Biafra is constitutional and must come! -

Leader of the Indigenous People of Biafra, IPOB, Mr. Nnamdi Kanu, on Wednesday, tackled the Acting President, Prof. Yemi Osinbajo, for declaring the Biafran agitation as unconstitutional. Kanu, in a world press conference he held through his team of lawyers in Abuja, maintained that Osinbajo’s view about Biafra was “patently misconceived and inherently faulty”, despite his rank as a Senior Advocate of Nigeria.



In a statement signed by his lawyer, Mr. Ifeanyi Ejiofor, Kanu, insisted that “extra judicial remarks” Osinbajo made before the Igbo Council of Traditional Rulers, in reference to Biafran agitation, was offensive to section 2 of the 1999 constitution, as amended.

The statement read in part: “We are presently drifting into the narrative that had hitherto kept our client in unlawful incarceration for 18 months, in clear breach of positive orders of court that directed for his unconditional release.

Unhealthy interference by the Executive Arm in the matter before the Court, vide pronouncements capable of putting fears in the court is a case in point.

“This is evident in the recent extra judicial remarks by the Acting President, clearly contained in his presentation before the Igbo Council of Traditional Rulers, that the agitation for Biafra is unconstitutional as it offends section 2 of the 1999 Constitution of the Federal Republic of Nigeria, as amended, 2011, and consequent threat of arrest and imprisonment of those that exercise their unquestionable and inalienable rights to self determination.

“This declaration is respectfully considered as not only provocative, and unacceptable, but a clear case of undue interference with judicial process, which have the capacity of distorting the mindset of the Judicial Officer seized of our client’s case.

“It is important to remind the Acting President that our client’s present political trial originated from his legitimate exercise of his constitutionally guaranteed rights to self determination as clearly provided for under extant laws, and international instruments/covenants.

“It is therefore reasonably expected that any of such extra judicial remarks, should not emanate from the revered office of the Acting President.

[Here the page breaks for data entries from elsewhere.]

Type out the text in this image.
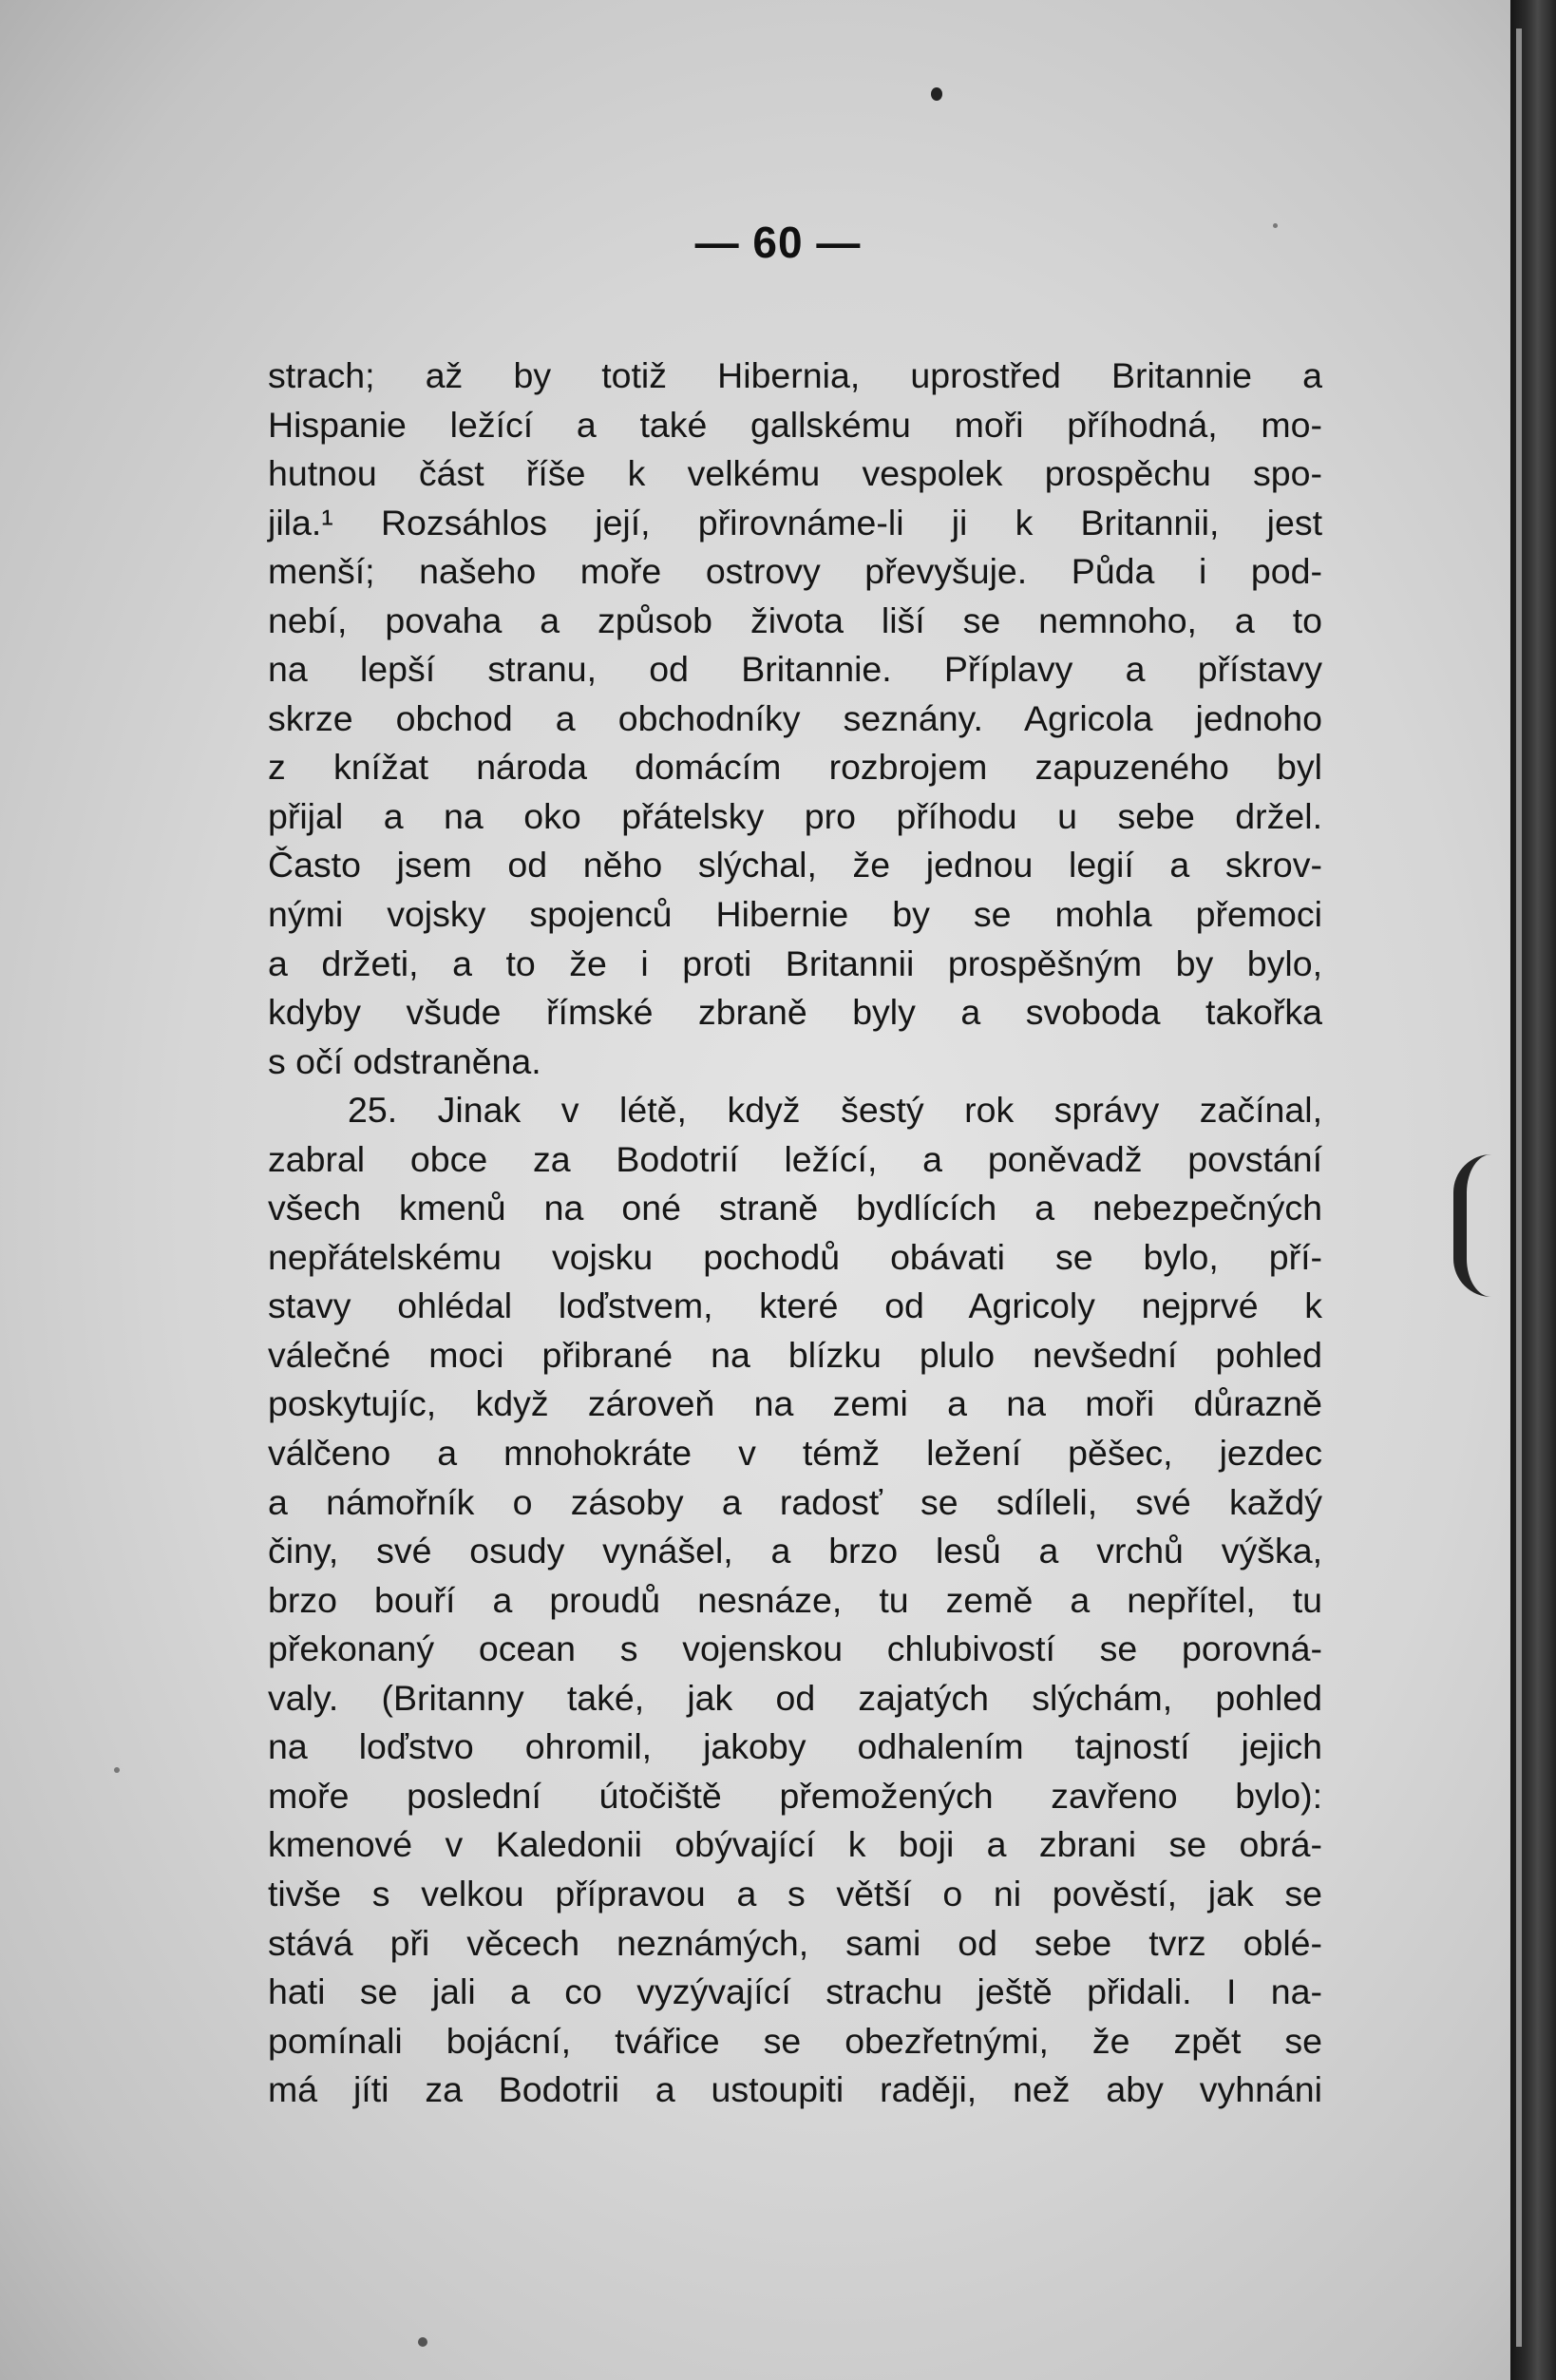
— 60 —
strach; až by totiž Hibernia, uprostřed Britannie a
Hispanie ležící a také gallskému moři příhodná, mo-
hutnou část říše k velkému vespolek prospěchu spo-
jila.¹ Rozsáhlos její, přirovnáme-li ji k Britannii, jest
menší; našeho moře ostrovy převyšuje. Půda i pod-
nebí, povaha a způsob života liší se nemnoho, a to
na lepší stranu, od Britannie. Příplavy a přístavy
skrze obchod a obchodníky seznány. Agricola jednoho
z knížat národa domácím rozbrojem zapuzeného byl
přijal a na oko přátelsky pro příhodu u sebe držel.
Často jsem od něho slýchal, že jednou legií a skrov-
nými vojsky spojenců Hibernie by se mohla přemoci
a držeti, a to že i proti Britannii prospěšným by bylo,
kdyby všude římské zbraně byly a svoboda takořka
s očí odstraněna.
25. Jinak v létě, když šestý rok správy začínal,
zabral obce za Bodotrií ležící, a poněvadž povstání
všech kmenů na oné straně bydlících a nebezpečných
nepřátelskému vojsku pochodů obávati se bylo, pří-
stavy ohlédal loďstvem, které od Agricoly nejprvé k
válečné moci přibrané na blízku plulo nevšední pohled
poskytujíc, když zároveň na zemi a na moři důrazně
válčeno a mnohokráte v témž ležení pěšec, jezdec
a námořník o zásoby a radosť se sdíleli, své každý
činy, své osudy vynášel, a brzo lesů a vrchů výška,
brzo bouří a proudů nesnáze, tu země a nepřítel, tu
překonaný ocean s vojenskou chlubivostí se porovná-
valy. (Britanny také, jak od zajatých slýchám, pohled
na loďstvo ohromil, jakoby odhalením tajností jejich
moře poslední útočiště přemožených zavřeno bylo):
kmenové v Kaledonii obývající k boji a zbrani se obrá-
tivše s velkou přípravou a s větší o ni pověstí, jak se
stává při věcech neznámých, sami od sebe tvrz oblé-
hati se jali a co vyzývající strachu ještě přidali. I na-
pomínali bojácní, tvářice se obezřetnými, že zpět se
má jíti za Bodotrii a ustoupiti raději, než aby vyhnáni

“With due reverence to the Acting President, and his rank as a Senior Advocate of Nigeria, we deem it obligatory to state the correct position of the law as it relates to his faulty position.

“We observed most respectfully that the learned silk made this remark in direct response to Quit Notice threats and ultimatum handed down to Igbos living in the Northern part of the counter, by a faceless and uninformed group, going by the name of Arewa Youths Consultative Forum.

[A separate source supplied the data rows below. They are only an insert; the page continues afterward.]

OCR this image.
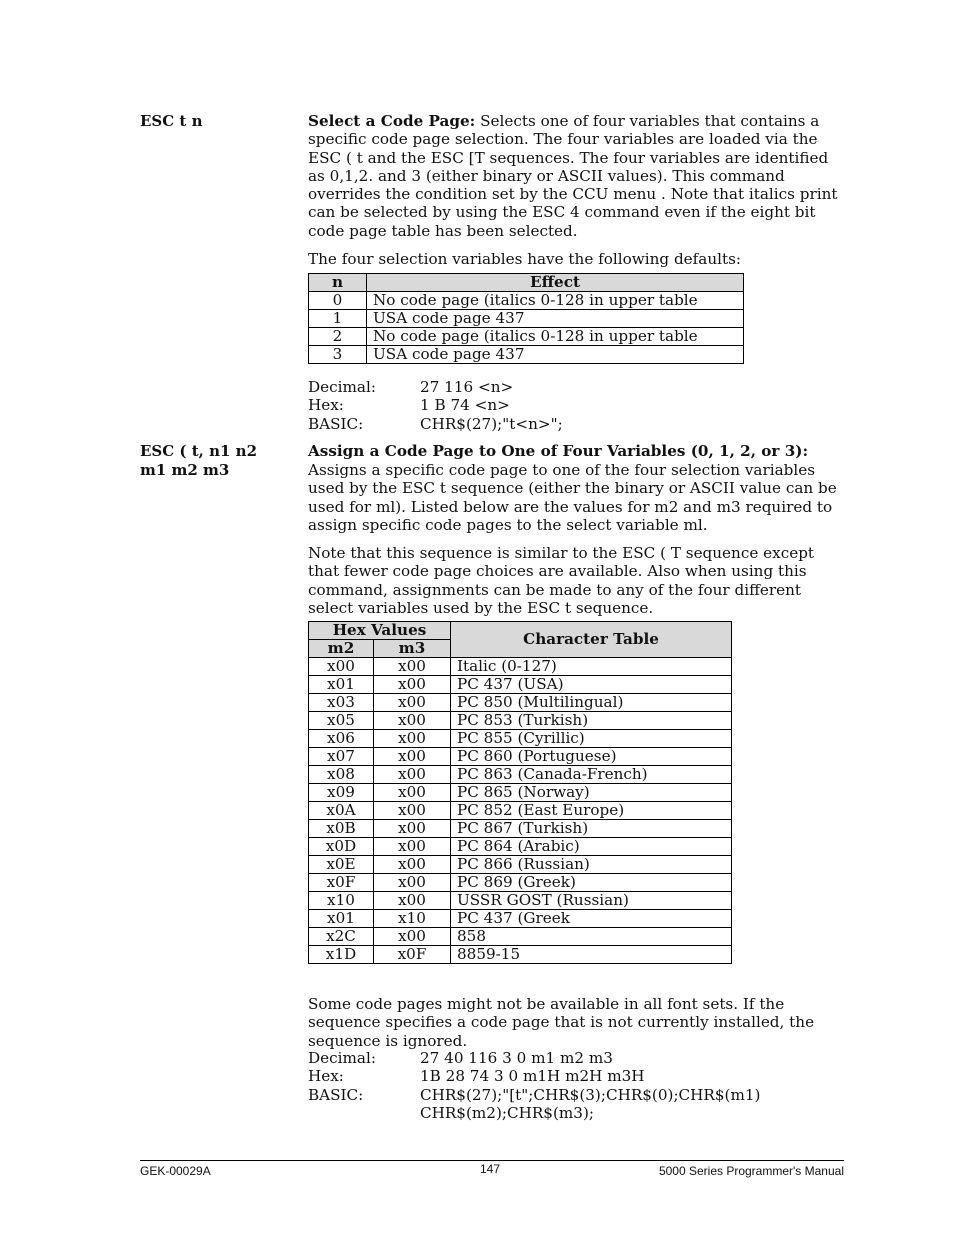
ESC t n	Select a Code Page: Selects one of four variables that contains a specific code page selection. The four variables are loaded via the ESC ( t and the ESC [T sequences. The four variables are identified as 0,1,2. and 3 (either binary or ASCII values). This command overrides the condition set by the CCU menu . Note that italics print can be selected by using the ESC 4 command even if the eight bit code page table has been selected.
The four selection variables have the following defaults:
n	Effect
0	No code page (italics 0-128 in upper table
1	USA code page 437
2	No code page (italics 0-128 in upper table
3	USA code page 437
Decimal:	27 116 <n>
Hex:	1 B 74 <n>
BASIC:	CHR$(27);"t<n>";
ESC ( t, n1 n2
m1 m2 m3
Assign a Code Page to One of Four Variables (0, 1, 2, or 3):
Assigns a specific code page to one of the four selection variables used by the ESC t sequence (either the binary or ASCII value can be used for ml). Listed below are the values for m2 and m3 required to assign specific code pages to the select variable ml.
Note that this sequence is similar to the ESC ( T sequence except that fewer code page choices are available. Also when using this command, assignments can be made to any of the four different select variables used by the ESC t sequence.
Hex Values		Character Table
m2	m3	
x00	x00	Italic (0-127)
x01	x00	PC 437 (USA)
x03	x00	PC 850 (Multilingual)
x05	x00	PC 853 (Turkish)
x06	x00	PC 855 (Cyrillic)
x07	x00	PC 860 (Portuguese)
x08	x00	PC 863 (Canada-French)
x09	x00	PC 865 (Norway)
x0A	x00	PC 852 (East Europe)
x0B	x00	PC 867 (Turkish)
x0D	x00	PC 864 (Arabic)
x0E	x00	PC 866 (Russian)
x0F	x00	PC 869 (Greek)
x10	x00	USSR GOST (Russian)
x01	x10	PC 437 (Greek
x2C	x00	858
x1D	x0F	8859-15
Some code pages might not be available in all font sets. If the sequence specifies a code page that is not currently installed, the sequence is ignored.
Decimal:	27 40 116 3 0 m1 m2 m3
Hex:	1B 28 74 3 0 m1H m2H m3H
BASIC:	CHR$(27);"[t";CHR$(3);CHR$(0);CHR$(m1)
CHR$(m2);CHR$(m3);
GEK-00029A	147	5000 Series Programmer's Manual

“But it most be noted very humbly that it is a mistake to equate the lawful and legitimate aspirations and agitations for Biafra with the lawful, illegal and illegitimate Quit Notice, and threat given to the Igbo People to leave the North by this group.

“We submit most humbly that the right to self determination, recognizable under various instruments which Nigeria is a State Party is clearly provided for under Article 20(1) of the African Charter on Human and Peoples Rights (Ratification and Enforcement) ( Act Cap 10) Laws of the Federation of Nigeria 1990.

“This law provides thus: Article 20 (1) ‘All Peoples shall have right to existence. They shall have the unquestionable and inalienable rights to self determination. They shall freely determine their political status and shall pursue their economic and social development according to the policy they have freely chosen’.

“The above law has been in force in our jurisdiction since 1990 having been ratified vide Ratification and Enforcement Act, Laws of Federation.

It is our respectful view that the declaration by the Acting President that Biafran agitation is unconstitutional, is with due respect patently misconceived and inherently faulty.

“It is on this note that we most respectfully call on the Acting President to be more circumspect in his further remarks as it relates to a substantive charge before the court. There is need for total restraint, from comments, pronouncements and declarations that have the effect of distorting the pendulum, one way or the other, particularly on this phantom criminal charge”.

Besides, Ejiofor who briefed newsmen alongside counsel to Kanu’s co-defendants, Chidiebere Onwudiwe, Benjamin Madubugwu, David Nwawuisi and Bright Chimezie, accused the federal government of deliberately stalling frustrating full-blown hearing on the treasonable felony charge against the defendants.

According to him, rather than to open its case on June 22, FG, served an amended five-count charge on the defendants, “in clear breach and violation of an order the court made on April 25, 2017, wherein his Lordship warned, that the court will not entertain further interlocutory application or process capable of delaying the trial”.

He alleged that FG joined the 5th defendant, Chimezie, in the case after a Federal High Court in Uyo, Akwa Ibom State had on May 24, not only ordered the Department of State Service to release him forthwith, but equally directed that he should be paid N5million as damages for his illegal detention.

Consequently, Kanu and his co-defendants, demanded an immediate withdrawal of the amended five-count charge against them, saying they have not committed any offence that is known to law.